Beide Hochschulen sind 2020 eine Kooperation eingegangen. In einem zunächst vom Land bei der Finanzierung auf drei Jahre angelegten Pilotprojekt, das gut Chancen auf eine Verlängerung hat, bilden sie an beiden Standorten Experten für Cyber Security, für Sicherheit im digitalen Bereich, aus. Wegen der Pandemie konnte erst jetzt die offizielle Eröffnung des neuen Studiengangs gefeiert werden. Und Beispiele aus der unmittelbaren Region machten deutlich, wie wichtig es ist, sich gegen solche Angriffe zu schützen: Die Stadt Witten, die IHK Mittlerer Niederrhein, die Uni-Klinik in Düsseldorf – sie alle wurden Opfer von Hackern. „Cyberkriminalität wird auch in der Region immer bedrohlicher.

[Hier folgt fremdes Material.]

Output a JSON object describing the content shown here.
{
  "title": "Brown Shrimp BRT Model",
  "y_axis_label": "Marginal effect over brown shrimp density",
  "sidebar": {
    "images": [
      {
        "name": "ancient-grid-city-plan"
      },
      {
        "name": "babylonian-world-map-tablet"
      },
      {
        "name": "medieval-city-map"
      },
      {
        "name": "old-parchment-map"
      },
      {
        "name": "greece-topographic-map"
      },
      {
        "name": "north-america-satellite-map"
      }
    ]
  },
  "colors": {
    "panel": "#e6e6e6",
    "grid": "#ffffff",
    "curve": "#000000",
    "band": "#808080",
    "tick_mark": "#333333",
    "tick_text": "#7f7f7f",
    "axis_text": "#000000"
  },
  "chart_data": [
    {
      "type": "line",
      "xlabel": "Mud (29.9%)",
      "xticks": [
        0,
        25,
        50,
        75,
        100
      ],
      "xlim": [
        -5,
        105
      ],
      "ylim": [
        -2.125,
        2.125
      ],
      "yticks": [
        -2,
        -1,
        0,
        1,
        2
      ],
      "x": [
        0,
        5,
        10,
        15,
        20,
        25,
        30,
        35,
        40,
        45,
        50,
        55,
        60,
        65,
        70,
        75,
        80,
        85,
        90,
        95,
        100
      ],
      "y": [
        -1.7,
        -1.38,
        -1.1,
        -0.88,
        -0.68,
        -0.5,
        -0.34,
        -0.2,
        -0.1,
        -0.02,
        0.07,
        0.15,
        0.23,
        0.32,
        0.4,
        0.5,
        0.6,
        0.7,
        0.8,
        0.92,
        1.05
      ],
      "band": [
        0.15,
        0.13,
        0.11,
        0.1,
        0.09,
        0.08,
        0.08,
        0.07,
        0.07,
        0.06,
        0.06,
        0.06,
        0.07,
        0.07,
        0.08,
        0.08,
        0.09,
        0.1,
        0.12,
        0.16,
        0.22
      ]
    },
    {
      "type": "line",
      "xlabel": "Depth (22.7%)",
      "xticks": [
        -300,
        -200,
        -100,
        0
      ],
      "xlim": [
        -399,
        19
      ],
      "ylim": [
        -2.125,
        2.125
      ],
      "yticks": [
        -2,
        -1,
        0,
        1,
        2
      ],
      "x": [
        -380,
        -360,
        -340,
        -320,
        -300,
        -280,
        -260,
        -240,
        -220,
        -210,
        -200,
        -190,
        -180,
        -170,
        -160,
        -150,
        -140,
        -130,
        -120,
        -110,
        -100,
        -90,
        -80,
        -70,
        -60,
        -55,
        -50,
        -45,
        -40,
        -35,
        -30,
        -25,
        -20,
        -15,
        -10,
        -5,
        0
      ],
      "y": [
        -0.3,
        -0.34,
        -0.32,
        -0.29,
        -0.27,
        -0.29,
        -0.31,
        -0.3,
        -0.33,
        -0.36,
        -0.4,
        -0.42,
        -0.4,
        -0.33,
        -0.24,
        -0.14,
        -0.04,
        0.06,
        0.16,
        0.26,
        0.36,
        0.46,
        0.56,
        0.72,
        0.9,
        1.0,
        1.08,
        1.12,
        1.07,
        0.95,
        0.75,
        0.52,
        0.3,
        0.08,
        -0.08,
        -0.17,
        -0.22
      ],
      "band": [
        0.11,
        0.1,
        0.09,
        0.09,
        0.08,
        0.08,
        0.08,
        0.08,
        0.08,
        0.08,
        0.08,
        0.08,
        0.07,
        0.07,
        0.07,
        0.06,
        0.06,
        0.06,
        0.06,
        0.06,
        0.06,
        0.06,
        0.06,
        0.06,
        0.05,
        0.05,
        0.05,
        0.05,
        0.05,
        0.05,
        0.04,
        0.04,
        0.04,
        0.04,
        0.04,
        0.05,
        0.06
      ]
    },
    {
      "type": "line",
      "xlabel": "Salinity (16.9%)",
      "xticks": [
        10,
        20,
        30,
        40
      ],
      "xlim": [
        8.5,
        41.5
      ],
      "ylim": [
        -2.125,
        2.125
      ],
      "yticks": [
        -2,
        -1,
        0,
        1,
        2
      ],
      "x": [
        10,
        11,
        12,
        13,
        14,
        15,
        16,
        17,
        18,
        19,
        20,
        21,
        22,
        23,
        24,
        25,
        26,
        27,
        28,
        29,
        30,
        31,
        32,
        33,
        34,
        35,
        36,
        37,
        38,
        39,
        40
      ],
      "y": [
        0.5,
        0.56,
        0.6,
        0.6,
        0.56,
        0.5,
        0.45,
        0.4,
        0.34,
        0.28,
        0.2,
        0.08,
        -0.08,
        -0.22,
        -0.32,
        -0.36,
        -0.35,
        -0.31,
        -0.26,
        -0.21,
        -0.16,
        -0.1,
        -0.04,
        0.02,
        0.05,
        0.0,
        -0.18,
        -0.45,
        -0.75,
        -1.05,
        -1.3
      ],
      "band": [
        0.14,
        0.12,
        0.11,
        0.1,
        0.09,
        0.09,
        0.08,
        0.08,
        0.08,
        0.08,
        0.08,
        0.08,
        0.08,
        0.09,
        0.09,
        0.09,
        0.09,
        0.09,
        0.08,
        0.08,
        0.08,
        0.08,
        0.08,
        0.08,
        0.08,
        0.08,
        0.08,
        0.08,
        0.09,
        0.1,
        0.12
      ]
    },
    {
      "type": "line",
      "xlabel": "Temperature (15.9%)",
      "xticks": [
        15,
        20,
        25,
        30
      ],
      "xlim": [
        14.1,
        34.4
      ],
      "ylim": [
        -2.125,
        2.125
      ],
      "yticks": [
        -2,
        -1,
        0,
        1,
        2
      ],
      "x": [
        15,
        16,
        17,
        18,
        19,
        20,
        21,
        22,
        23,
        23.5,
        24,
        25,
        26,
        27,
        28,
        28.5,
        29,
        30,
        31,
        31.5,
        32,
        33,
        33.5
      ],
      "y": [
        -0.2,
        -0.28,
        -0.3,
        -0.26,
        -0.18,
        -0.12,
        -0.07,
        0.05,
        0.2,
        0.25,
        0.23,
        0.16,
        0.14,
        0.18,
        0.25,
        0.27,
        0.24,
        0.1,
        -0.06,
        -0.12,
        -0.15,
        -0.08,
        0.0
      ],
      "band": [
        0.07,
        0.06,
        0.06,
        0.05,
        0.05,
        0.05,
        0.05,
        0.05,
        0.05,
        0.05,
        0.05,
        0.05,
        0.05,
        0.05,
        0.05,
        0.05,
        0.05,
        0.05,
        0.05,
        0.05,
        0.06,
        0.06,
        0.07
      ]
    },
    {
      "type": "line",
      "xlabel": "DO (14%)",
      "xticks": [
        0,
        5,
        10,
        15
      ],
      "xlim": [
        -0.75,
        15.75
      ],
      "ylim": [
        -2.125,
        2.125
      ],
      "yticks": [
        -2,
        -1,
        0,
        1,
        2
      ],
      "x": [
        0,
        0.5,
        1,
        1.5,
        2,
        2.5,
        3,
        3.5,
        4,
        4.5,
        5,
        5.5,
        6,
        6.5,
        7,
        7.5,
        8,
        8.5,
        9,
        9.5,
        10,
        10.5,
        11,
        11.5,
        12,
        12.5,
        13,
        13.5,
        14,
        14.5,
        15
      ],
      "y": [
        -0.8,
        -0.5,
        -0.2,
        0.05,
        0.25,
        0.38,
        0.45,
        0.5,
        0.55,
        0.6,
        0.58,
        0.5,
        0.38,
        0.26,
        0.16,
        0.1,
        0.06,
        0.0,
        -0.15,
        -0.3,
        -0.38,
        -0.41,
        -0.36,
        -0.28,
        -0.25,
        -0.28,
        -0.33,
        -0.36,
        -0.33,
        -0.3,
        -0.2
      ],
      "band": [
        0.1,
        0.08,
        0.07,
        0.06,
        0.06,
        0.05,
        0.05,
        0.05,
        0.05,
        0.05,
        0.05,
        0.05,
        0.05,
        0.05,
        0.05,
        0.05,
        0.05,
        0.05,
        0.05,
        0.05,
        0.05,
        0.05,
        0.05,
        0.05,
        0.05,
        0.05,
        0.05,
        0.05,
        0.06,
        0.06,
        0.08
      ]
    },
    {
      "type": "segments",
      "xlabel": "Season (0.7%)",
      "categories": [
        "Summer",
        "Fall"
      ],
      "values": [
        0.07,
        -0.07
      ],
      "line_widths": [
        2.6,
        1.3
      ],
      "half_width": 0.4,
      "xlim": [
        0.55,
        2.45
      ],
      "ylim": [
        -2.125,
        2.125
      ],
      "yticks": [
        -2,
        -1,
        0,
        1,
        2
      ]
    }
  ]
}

Das Rheinische Revier braucht gut ausgebildete Leute, die sich für den Mittelstand einsetzen. Wir bilden diese aus“, betonte Thomas Grünewald, Präsident der Krefelder Hochschule Niederrhein.
Diese Ausbildung kommt offenbar gut an, wie Professorin Gudrun Stockmanns, Mitglied im Leitungsteam, mit Zahlen belegte: Seit dem Start des Studiengangs im Herbst 2020 hat sich die Zahl der Studierenden von Semester zu Semester erhöht – trotz der Einschränkungen der Pandemie. „Zurzeit haben wir im Bachelor- und Master-Studiengang am Campus 390 Studierende“, so Stockmanns. Das Lehr-Team soll erweitert, das Angebot ausgebaut werden. So wird als nächstes der Studiengang „Digitale Forensik“ eingeführt, bei dem, in Kooperation mit der Polizei NRW, die Cybercops von morgen ausgebildet werden.
„Das Risiko eines Cyber-Angriffs ist hoch, der Schaden wird immer größer“, betonte Karl Jonas in seinem Vortrag. Es herrsche aber ein Mangel an entsprechenden Experten. Die werden am Campus für Cyber-Sicherheit mit einem hohen Praxisbezug ausgebildet – auch das Hacken von Computern gehört dazu. „Wer lernen will, wie man sein System verteidigt, sollte lernen, wie man es angreift“, betonte Jonas. Unternehmen und Behörden müssten sich bewusst sein, dass Sicherheit koste. Denn weil sich die technischen Möglichkeiten so rasch änderten, gehe es um „lebenslanges Lernen“. Bei der anschließenden Podiumsdiskussion gaben außer Jonas und Professor René Treibert, der an der Hochschule Niederrhein das Clavis-Institut leitet, auch Bernhard Margos, Geschäftsführer von Bechtle Solingen, einem Systemhaus für IT-Lösungen, und Matthias Engel, Verbandsvorsteher der ITK Rheinland, ihre Eindrücke wieder.
Treibert berichtete aus der Praxis des Studiengangs. Die Polizei habe ihm und den Studierenden 30 bis 40 Fälle von Cyber-Kriminalität geschildert. „Wir haben die analysiert und daraus Kompetenzen für die Polizisten abgeleitet.“ Allerdings beobachte er, dass manche Unternehmen zwar die Notwendigkeit für entsprechende Schulungen ihrer Mitarbeiter sähen, sie aber nicht mehrere Tage entbehren wollten. „Deshalb arbeiten wir mit kleineren Einheiten, die in den Arbeitsalltag integriert werden können“, sagte Margos. Auf die Frage, was der Plan sei, wenn man gehackt würde, schilderte Matthias Engel den Fall der Stadt Witten, wo nach dem Angriff über Monate keine kommunale IT zur Verfügung gestanden habe. „In so einem Fall werden wir die Stadtverwaltung neu erfinden müssen“, so Engels. Die sei nämlich bereits sehr digital. Die Grundvorgänge müssten dann wieder auf Papier abgewickelt werden.